Before crop farming took over, the Pampas was synonymous with cattle. The region’s grazing lands supported enormous herds, and the iconic gaucho (the South American cowboy) became a symbol of Pampas culture. Ranching still occupies significant acreage, particularly in areas where the soil is less suited to row crops or where seasonal flooding limits cultivation. Argentina remains one of the world’s largest beef producers and exporters, with much of that production rooted in Pampas grasslands. Over time, though, the balance has shifted. Land that once supported free-ranging cattle has steadily been plowed for crops, pushing livestock operations to smaller areas or toward feedlot-style production.

How Much the Pampas Drives Argentina’s Economy

Agriculture is the backbone of Argentina’s export economy, and the Pampas is where most of it happens. The agricultural sector accounts for 15.7% of the country’s GDP and 10.6% of tax revenues. Argentina is the world’s third-largest food exporter, and much of that food originates in the Pampas belt surrounding Buenos Aires.

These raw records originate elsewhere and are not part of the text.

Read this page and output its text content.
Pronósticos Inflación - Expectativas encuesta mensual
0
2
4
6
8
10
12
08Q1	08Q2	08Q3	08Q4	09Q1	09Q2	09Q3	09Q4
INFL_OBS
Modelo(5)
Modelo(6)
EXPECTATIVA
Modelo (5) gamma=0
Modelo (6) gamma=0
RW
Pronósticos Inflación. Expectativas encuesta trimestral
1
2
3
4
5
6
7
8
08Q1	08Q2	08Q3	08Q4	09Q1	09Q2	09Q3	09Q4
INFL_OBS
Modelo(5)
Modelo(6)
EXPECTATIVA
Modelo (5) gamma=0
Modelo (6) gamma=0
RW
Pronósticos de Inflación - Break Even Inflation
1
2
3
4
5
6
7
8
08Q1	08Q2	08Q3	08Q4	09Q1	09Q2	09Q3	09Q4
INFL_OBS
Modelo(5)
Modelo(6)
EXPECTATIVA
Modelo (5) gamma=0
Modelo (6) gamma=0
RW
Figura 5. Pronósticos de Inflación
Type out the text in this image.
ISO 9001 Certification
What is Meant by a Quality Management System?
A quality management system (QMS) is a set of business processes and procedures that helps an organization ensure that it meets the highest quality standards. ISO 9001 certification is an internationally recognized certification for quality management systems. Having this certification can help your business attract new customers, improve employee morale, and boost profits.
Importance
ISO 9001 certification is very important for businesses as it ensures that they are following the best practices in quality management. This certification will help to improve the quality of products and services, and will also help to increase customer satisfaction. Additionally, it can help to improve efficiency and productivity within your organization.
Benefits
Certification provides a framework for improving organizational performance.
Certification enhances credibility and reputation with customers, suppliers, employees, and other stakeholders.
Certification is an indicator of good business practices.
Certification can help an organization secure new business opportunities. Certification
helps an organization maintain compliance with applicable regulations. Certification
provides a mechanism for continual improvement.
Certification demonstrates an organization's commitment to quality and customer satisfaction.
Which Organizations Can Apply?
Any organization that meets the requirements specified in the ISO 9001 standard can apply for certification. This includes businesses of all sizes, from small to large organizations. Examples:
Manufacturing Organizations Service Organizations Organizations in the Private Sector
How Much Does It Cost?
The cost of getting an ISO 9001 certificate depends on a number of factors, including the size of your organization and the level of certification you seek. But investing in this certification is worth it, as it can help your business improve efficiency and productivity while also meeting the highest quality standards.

Export duties on agricultural products alone represent 2.1% of GDP, making farming not just an economic engine but a critical source of government revenue.

Modern Farming Practices

Farming in the Pampas looks quite different today than it did a generation ago. Nearly 95% of cropland in the region now uses no-till farming, a technique where seeds are planted directly into undisturbed soil rather than plowing fields before each season. No-till took off in the 1990s and became almost universal within two decades. The practice helps reduce erosion, retain soil moisture, and keep more carbon in the ground. It also cuts fuel costs since farmers make fewer passes with heavy equipment.

Cover cropping, where farmers plant non-harvest crops between seasons to protect and enrich the soil, is less well tracked. There is no reliable data on how widely cover crops are used across the Pampas, though interest in the practice is growing as farmers look for ways to maintain soil health after decades of intensive production.

What Happened to the Native Grassland

The cost of all this productivity has been severe for the original ecosystem. The Pampas was once an enormous temperate grassland teeming with native grasses, wildflowers, and wildlife. Very little of that remains intact. In Brazil’s portion of the Pampa biome, only about 40% of the original vegetation still exists. Over the past decade alone, grassland area in the Brazilian Pampa shrank by 14%, replaced almost entirely by cropland and commercial tree plantations.

Projections suggest the conversion will continue. Agricultural expansion models estimate that farming could cover more than 80% of the Pampa biome by the year 2100. Protected areas within the region are expected to face four times more pressure from agricultural activity than they do today. The Pampas grassland is considered one of the most endangered biomes in South America precisely because it is so valuable for farming: the same fertile soil that makes it productive makes conservation economically difficult.